I tell all of this to my new psychopharmacologist. She's a small, cute little geeky woman with big glasses and a bright smile. I take a liking to her instantly. She's warm and calming. She definitely lives her life in colour. Her hair is a rich auburn colour that almost always matches her outfits. I'm not sure how she does it, but I'm going to go with witchcraft. There can't be another explanation. I mean, she could just purchase clothes around her hair colour, but that's too rational and I want to enjoy a little bit of fantasy.
We talk about my serious depression, the ups and downs in mood, the lack of proper sleep and the increased anxiety that I've been feeling. Sometimes I can't even pinpoint why I'm depressed, why I can't sleep, why I'm anxious or even why I feel so good. Events, mental illness, memory. It all comes together in a thick porridge that trudges through my veins making me behave and feel certain things. It feels completely out of my control. To some extent it is. I don't tell her that sometimes I feel guilty over the way that I feel.

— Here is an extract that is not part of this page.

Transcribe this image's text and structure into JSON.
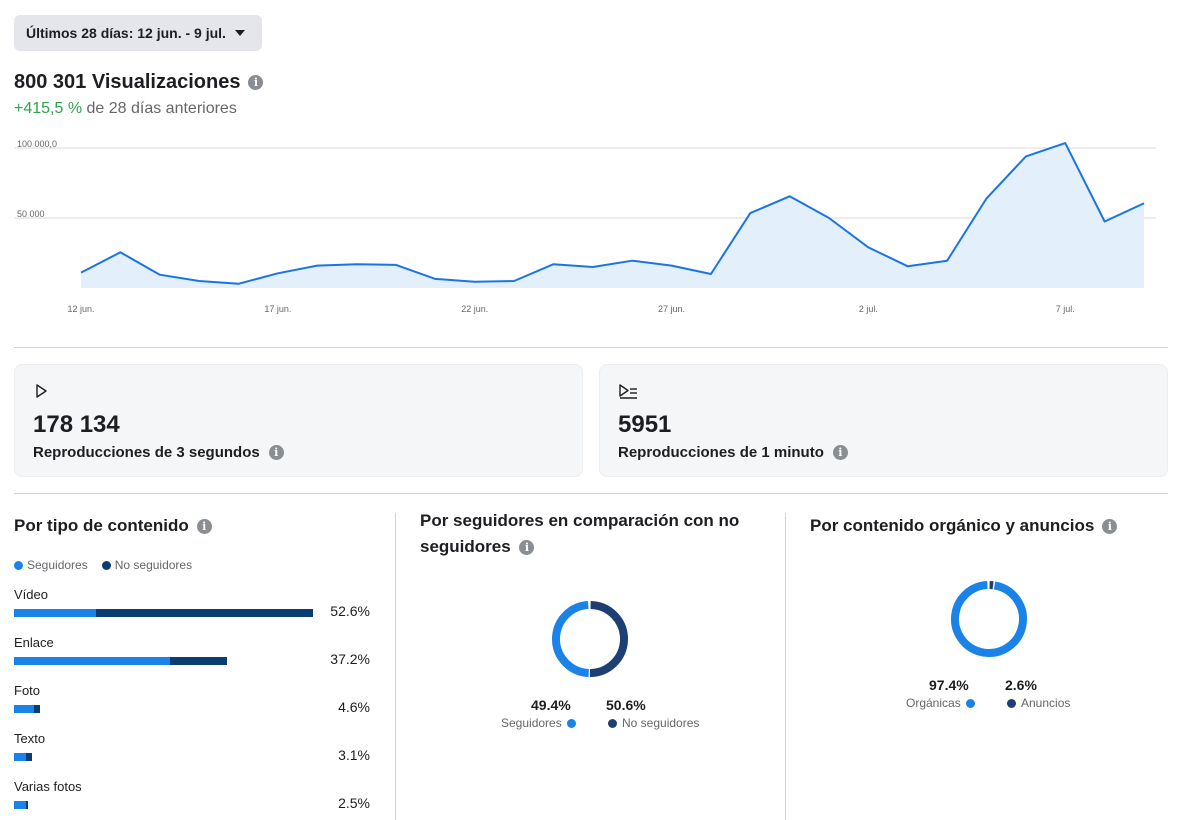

She types everything into my patient notes, adding to the already colossal file that defines my mental health over the past now 11 years. They must have needed to deforest one of Europe's oldest forests to be able to contain all these notes. Sometimes it feels like I'm just wasting everyone's time, that I will never get any better. She's concerned about the depression. And she doesn't even know how bad the suicidal thoughts are. I've touched on them, carefully explaining how I feel. I don't have an active plan, but there always is one. There is always the ol' reliable escape plans. I have a little notebook of methods that are less painful to the most painful. It's kind of a comfort. There's just something calming about knowing I could do it at any moment. The worst part is when the fog lifts and I have the ability to act. I have acted before, slicing, pills, jumping off the roof. Each providing their own level of catharsis for different reasons. The rush is always different.
...
We're working on a new combination of medications. I stare at all the different coloured and shaped pills lined up in my pill container, the vials perched on a shelf next to my bed. Orange, white, shaped like a paper aeroplane, small, large, green and white. Some are capsules, some are tablets. Each one of them designed to help me. They're not helping me. We've upped dosages, changed the combinations, we've removed other chemicals from the equation. To some degree, I feel like an experiment. We're both struggling to see the bigger picture, failing to combat the illness that threatens the well being of someone. A human life. Do I even count as a human? And who decided that human lives are worth more than that of animals? Or even plants? My head swims. Both of us are trying so hard, but when will we reach the point when we realise that it's empty. Everything is meaningless. That there is nothing either of us can do. Some people are just born to suffer. In over a decade of medication, counselling and I've only gotten worse. Yes, I'm happier since coming out and being open about that, but in some ways, it's caused more hardships. I feel like a constant joke now. I just want to transition but the depression, the thoughts that I will never be enough, that this pain will never end, that I will always be alone weighs on me constantly.
I'm hopeful we can find a combination of medication that works for me, but I really just don't know. I know the contradictions have piled up here as my thoughts race, but I needed to get it out.